On Wednesday afternoon, Boston Celtics owner Wyc Grousbeck made an appearance on 98.5 The Sports Hub to discuss his team’s recent struggles.
Here’s what we learned.
Grousbeck is happy with both Brad Stevens and Danny Ainge
One of the most popular talking points around the Celtics currently is whether the team’s 15-16 start warrants calls for Stevens’ job (as well as Ainge’s, to a lesser extent).
Grousbeck brushed those questions away, expressing confidence in both Stevens and Ainge. He said he appreciates that Ainge made good draft picks in both Jaylen Brown and Jayson Tatum, neither of whom was projected to be a top-three selection, and he has been impressed by Boston’s player development under Stevens.
“Immediately, either one of those guys would be the top candidate in the league for the job,” Grousbeck said. “It doesn’t matter who else is out there. So they are our guys, and we’re sticking with them. And it was not even a question in my mind.”
The Celtics have no intention of letting their top players go.
This will come as little surprise, but the Celtics are very committed to Jaylen Brown and Jayson Tatum.
“I think we’ve got a roster that isn’t a contending roster right now, but it has the makings of something good, I hope,” Grousbeck said. “Starting at the top of the roster with the best players, they’re keepers, and we’re going to keep them.”
Grousbeck added that he has been pleased with Robert Williams’ development, and both Aaron Nesmith and Payton Pritchard are “developing before our eyes.”
Still, a young roster isn’t always easy for a coach.
“As Doc Rivers found out when you coach a young team, it’s a pain in the neck half the time, and you get gray hair, and you have to hope it gets better,” Grousbeck said.
Don’t bother dreaming of Cade Cunningham or Jonathan Kuminga in the draft.
A seed germinating in the minds of some Celtics fans: If Boston keeps losing, could the team find itself accidentally (or maybe not-so-accidentally) in range of some help via the draft? The 2021 class is loaded with intriguing talent including a few players considered franchise-changers, and even the mid-to-late lottery could offer potential stars. Oklahoma State star guard Cade Cunningham or G-League Ignite forward Jonathan Kuminga could be viable options.
Grousbeck scoffed slightly at the idea the Celtics might “tank” when one of the hosts said he has started receiving calls and emails from fans.
“We are not trying to do that. That’s not us,” Grousbeck said.
He quipped that the Celtics are losing games they are trying to win, and that a tanking season might have made him enjoy the games over the weekend.
“But anyway, we haven’t discussed it and it’s not part of the DNA and I would like to win the next 15 games in a row and tell everybody to save the emails and save the calls to you,” Grousbeck said.

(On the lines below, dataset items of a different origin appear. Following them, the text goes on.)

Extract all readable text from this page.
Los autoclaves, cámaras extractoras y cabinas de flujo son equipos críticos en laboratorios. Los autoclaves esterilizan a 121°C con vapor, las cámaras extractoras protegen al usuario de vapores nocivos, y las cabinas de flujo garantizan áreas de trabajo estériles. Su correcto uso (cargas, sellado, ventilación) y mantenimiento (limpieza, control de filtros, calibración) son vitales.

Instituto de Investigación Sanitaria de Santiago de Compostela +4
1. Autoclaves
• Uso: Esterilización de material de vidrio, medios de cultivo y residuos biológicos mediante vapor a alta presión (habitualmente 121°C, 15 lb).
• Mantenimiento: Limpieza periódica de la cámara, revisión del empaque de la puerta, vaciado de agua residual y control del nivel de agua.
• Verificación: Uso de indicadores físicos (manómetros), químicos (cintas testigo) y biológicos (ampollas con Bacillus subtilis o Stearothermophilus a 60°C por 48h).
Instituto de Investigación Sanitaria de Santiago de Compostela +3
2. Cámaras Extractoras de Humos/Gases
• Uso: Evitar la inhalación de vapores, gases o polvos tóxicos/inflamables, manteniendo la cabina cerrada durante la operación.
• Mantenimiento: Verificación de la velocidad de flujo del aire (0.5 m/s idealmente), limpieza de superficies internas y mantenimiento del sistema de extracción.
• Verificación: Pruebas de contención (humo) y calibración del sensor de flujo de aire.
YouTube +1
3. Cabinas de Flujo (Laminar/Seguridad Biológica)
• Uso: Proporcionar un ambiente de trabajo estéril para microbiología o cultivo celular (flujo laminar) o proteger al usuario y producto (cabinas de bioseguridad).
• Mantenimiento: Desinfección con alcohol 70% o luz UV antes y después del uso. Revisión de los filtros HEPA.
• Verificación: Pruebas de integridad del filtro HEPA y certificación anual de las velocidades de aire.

The Celtics might wait to use their TPE until the summer.
Celtics fans might want to buckle up for some news they won’t like: Boston might not use its $28.5 million trade exception by the deadline. At the very least, they might not use the whole thing since Tristan Thompson signing the full non-taxpayer mid-level exception hard-capped them this offseason.
“Maybe we can use part of it within the hard cap at the trade deadline,” Grousbeck said. “And if it’s available to us when we want to do it, we’ll do it if the right deal is there, but otherwise it’s something we’ll probably look more to the offseason.”
Grousbeck said the Celtics are not a contending roster as things currently stand. If that’s the case, they may want to wait to see if they can make a different acquisition this offseason.
Of course, other teams will know the Celtics are in a use-it-or-lose-it situation this offseason if they don’t use it now, so Grousbeck might be trying to play down Boston’s interest in making a trade.
Something weird may have happened with the Indiana deal this summer.
Over the summer, the Celtics reportedly had an offer to sign-and-trade Gordon Hayward to the Indiana Pacers in exchange for Myles Turner and Doug McDermott. Per reporting at the time, the Celtics preferred Victor Oladipo or T.J. Warren. Eventually, of course, Hayward signed a four-year deal with the Charlotte Hornets.
What happened in the middle is murky. The prevailing narrative is that Ainge got greedy and lost out on a potential haul for Hayward, but Grousbeck suggested that narrative doesn’t tell the whole story.
“There’s always more to a deal, or oftentimes more to a deal than gets out into whatever the agents leak that they want to have portrayed,” Grousbeck said. “But talking about any particular deal, what they want to get back in terms of players or draft picks is usually extreme and insane. If we don’t do the deal, typically it’s because of who they want to get back or what they want to take from us — four unprotected draft picks or whatever else.
“That’s not that’s not what Indiana was, but it was not a deal that was happening.”
Hope that clears it up.
It is still unclear when fans will be allowed back at TD Garden.
Grousbeck wouldn’t divulge how discussions have unfolded regarding the return of fans to TD Garden.
“There’s been a lot of discussion going on, and it feels like people all the way around the table want it to happen,” Grousbeck said. “But I don’t have anything else to say right now.”